The Douglas-Peucker line simplification algorithm is a wonderful example of a computational geometry approach to solving a GIS question. How can a complex line segment be represented using less vertices? Check out Mike Bostock's awesome D3 implementation of the algorithm to see what the simplification looks like in practice.

The algorithm functions by:

Define some $\epsilon$ as the maximum distance a line can be deformed by removing a vertex.
Add the start and stop vertices to the set of vertices to be included (if we remove the start and stop, we change the spatial extent!)

Our initial starting line.

Mark all of the other vertices as being kept (for now).
Draw a line between the start and stop points. Compute the distance between all points and said line.

The black dashed line connects the start and stop vertices. The red dashed line is the distance from the black dashed line to the farthest point. For this example, assume that $distance(A) > \epsilon$ .

If the farthest point from the line connecting the start and finish is closer than $\epsilon$ , we can remove all other points. If the vertex is further than epsilon, we repeat the above process recursively. This means that we draw a new line connecting the start with the most distant point and then the most distance point to the stop.

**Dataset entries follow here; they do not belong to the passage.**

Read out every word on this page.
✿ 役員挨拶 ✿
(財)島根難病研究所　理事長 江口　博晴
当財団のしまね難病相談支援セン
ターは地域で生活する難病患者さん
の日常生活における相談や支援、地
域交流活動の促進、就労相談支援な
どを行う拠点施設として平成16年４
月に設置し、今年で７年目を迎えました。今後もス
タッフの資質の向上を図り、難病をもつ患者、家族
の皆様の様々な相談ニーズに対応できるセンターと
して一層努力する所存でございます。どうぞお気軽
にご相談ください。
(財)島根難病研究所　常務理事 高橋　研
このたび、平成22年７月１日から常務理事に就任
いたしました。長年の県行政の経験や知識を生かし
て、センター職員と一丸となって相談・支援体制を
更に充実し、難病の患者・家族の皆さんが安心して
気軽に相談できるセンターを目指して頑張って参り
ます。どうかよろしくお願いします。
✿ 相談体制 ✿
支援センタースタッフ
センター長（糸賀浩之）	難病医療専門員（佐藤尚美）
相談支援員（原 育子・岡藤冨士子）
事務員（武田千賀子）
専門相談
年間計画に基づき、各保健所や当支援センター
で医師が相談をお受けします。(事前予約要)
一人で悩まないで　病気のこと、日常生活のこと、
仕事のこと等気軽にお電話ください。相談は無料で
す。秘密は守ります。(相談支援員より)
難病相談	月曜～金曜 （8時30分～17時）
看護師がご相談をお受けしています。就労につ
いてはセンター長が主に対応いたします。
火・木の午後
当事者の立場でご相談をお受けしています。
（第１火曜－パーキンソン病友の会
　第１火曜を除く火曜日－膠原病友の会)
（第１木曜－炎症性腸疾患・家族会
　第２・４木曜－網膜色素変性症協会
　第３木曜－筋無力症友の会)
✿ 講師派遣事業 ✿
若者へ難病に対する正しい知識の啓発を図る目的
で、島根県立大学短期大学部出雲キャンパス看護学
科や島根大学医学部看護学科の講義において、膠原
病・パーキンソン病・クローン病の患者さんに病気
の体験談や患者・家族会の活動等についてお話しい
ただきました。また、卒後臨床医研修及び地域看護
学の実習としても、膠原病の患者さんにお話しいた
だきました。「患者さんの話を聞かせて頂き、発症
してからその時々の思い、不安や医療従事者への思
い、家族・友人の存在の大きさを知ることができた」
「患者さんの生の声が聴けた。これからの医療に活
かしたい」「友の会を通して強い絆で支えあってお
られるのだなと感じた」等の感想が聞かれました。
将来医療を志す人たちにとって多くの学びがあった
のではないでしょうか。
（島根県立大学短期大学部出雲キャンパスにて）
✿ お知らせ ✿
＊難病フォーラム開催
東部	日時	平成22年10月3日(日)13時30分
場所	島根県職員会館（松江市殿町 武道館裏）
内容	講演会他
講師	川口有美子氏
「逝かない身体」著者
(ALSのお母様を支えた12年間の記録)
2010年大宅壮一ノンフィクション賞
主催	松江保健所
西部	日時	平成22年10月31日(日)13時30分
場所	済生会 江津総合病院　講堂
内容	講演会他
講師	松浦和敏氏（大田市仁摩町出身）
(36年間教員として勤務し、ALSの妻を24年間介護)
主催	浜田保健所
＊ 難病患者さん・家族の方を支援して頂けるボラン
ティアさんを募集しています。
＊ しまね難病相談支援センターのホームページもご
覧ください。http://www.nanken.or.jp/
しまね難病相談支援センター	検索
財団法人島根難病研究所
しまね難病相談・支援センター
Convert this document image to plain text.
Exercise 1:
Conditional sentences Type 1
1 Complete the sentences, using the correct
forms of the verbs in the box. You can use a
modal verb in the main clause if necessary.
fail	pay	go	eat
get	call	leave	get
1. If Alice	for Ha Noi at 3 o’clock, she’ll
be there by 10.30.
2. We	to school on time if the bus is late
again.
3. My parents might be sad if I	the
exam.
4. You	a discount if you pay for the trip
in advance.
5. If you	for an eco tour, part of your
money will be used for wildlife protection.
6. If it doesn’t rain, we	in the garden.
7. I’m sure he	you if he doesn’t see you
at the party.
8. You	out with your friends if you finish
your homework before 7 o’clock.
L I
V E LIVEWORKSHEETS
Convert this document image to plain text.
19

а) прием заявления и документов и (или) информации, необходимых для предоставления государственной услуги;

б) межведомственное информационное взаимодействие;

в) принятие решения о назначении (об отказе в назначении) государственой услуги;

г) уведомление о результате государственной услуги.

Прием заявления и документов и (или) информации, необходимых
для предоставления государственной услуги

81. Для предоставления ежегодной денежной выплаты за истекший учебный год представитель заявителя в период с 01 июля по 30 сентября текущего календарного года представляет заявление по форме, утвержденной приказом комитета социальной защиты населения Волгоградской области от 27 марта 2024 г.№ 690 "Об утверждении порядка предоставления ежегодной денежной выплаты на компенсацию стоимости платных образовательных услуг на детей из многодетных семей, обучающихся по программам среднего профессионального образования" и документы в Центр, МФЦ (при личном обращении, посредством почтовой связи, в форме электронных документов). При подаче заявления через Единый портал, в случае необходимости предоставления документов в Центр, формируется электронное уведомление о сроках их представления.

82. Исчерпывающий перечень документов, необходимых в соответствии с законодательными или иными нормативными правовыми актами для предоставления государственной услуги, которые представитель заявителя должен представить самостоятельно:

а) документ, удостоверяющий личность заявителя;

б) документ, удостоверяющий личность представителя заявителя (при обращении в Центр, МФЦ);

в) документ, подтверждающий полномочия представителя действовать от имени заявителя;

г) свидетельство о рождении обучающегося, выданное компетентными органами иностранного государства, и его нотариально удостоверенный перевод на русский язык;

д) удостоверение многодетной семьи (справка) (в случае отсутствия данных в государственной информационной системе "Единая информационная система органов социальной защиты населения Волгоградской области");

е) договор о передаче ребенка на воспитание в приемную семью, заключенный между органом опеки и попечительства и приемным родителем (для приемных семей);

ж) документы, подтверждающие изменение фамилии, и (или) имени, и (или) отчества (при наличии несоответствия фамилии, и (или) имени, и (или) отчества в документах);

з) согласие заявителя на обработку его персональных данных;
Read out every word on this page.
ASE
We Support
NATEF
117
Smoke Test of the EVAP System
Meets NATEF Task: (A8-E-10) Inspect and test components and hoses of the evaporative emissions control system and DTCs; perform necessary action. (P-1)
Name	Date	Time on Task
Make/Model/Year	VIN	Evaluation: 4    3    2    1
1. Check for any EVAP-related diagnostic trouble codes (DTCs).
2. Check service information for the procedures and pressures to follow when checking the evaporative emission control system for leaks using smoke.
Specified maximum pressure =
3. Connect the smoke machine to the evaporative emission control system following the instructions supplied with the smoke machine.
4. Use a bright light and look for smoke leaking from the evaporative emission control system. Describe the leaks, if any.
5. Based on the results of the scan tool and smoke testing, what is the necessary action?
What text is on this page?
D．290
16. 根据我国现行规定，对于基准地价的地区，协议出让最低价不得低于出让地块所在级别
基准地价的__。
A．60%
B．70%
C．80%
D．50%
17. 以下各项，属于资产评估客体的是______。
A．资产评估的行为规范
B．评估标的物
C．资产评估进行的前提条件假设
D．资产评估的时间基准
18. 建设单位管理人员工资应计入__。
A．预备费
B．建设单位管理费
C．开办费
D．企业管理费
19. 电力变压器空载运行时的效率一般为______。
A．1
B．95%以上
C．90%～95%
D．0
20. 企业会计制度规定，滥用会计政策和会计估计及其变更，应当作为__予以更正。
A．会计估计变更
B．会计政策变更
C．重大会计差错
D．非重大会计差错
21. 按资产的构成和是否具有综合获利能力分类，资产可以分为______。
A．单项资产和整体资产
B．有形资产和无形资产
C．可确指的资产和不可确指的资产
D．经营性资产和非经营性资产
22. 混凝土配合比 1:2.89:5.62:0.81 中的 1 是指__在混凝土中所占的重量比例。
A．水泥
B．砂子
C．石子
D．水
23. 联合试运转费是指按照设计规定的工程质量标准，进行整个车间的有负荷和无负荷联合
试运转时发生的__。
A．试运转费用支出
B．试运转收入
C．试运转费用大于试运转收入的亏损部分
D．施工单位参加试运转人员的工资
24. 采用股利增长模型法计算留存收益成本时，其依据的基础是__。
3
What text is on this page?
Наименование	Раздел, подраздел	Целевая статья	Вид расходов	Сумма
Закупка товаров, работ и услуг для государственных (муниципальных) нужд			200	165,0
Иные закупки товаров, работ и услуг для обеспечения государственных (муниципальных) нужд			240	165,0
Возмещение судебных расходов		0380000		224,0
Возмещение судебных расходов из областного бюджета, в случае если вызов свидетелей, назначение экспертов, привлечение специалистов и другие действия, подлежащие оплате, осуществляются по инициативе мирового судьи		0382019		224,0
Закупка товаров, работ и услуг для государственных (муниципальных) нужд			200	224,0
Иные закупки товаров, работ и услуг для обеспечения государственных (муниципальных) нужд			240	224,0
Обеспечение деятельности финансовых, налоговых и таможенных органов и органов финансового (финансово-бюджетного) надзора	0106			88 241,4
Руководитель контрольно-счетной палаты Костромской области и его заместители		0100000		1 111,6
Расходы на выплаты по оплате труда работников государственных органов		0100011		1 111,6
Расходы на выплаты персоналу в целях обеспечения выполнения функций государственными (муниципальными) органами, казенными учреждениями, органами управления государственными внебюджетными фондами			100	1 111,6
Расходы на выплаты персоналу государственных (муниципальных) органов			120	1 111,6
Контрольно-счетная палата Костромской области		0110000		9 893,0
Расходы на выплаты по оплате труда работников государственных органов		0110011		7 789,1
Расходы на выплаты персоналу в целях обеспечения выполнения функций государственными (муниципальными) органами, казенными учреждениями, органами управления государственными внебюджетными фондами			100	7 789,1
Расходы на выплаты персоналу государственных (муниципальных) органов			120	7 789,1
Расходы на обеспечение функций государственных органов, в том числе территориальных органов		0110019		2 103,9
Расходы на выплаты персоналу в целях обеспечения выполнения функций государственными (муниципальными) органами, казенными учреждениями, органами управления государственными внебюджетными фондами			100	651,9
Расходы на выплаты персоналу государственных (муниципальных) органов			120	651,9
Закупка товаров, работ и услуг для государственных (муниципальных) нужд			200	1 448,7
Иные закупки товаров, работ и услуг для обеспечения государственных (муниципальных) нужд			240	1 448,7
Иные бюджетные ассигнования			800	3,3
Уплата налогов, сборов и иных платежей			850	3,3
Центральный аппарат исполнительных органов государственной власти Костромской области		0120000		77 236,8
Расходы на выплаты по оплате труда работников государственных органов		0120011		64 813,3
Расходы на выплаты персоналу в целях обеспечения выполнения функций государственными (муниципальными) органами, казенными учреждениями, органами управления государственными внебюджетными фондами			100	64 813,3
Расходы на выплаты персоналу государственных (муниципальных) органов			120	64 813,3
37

The light blue line connects the start point with the most distant point (A). We then compute the distance between the light blue line and B. This step should be familiar (this is the recursive part, we keep applying the same operations over and over again). For this example, we assume that $distance(B) < \epsilon$ and so B is removed. We then repeat the process with a line connecting point A and the stop.

Recirsively remove vertices.

The light blue line now connects A with the end node and the furthest point, C is identified. $distance(C) > \epsilon$ so C is kept.

The light blue line now connects C with the end node and the furthest point, D is identified. $distance(D) > \epsilon$ so D is kept.

The light blue line now connects C with D and the furthest point, E is identified. $distance(E) < \epsilon$ so E is removed.

The final line is show (with the path bold). Points B and E were removed as their removal was within the $\epsilon$ constraint.

A question

Would the algorithm change if you altered the method by which distance was computed?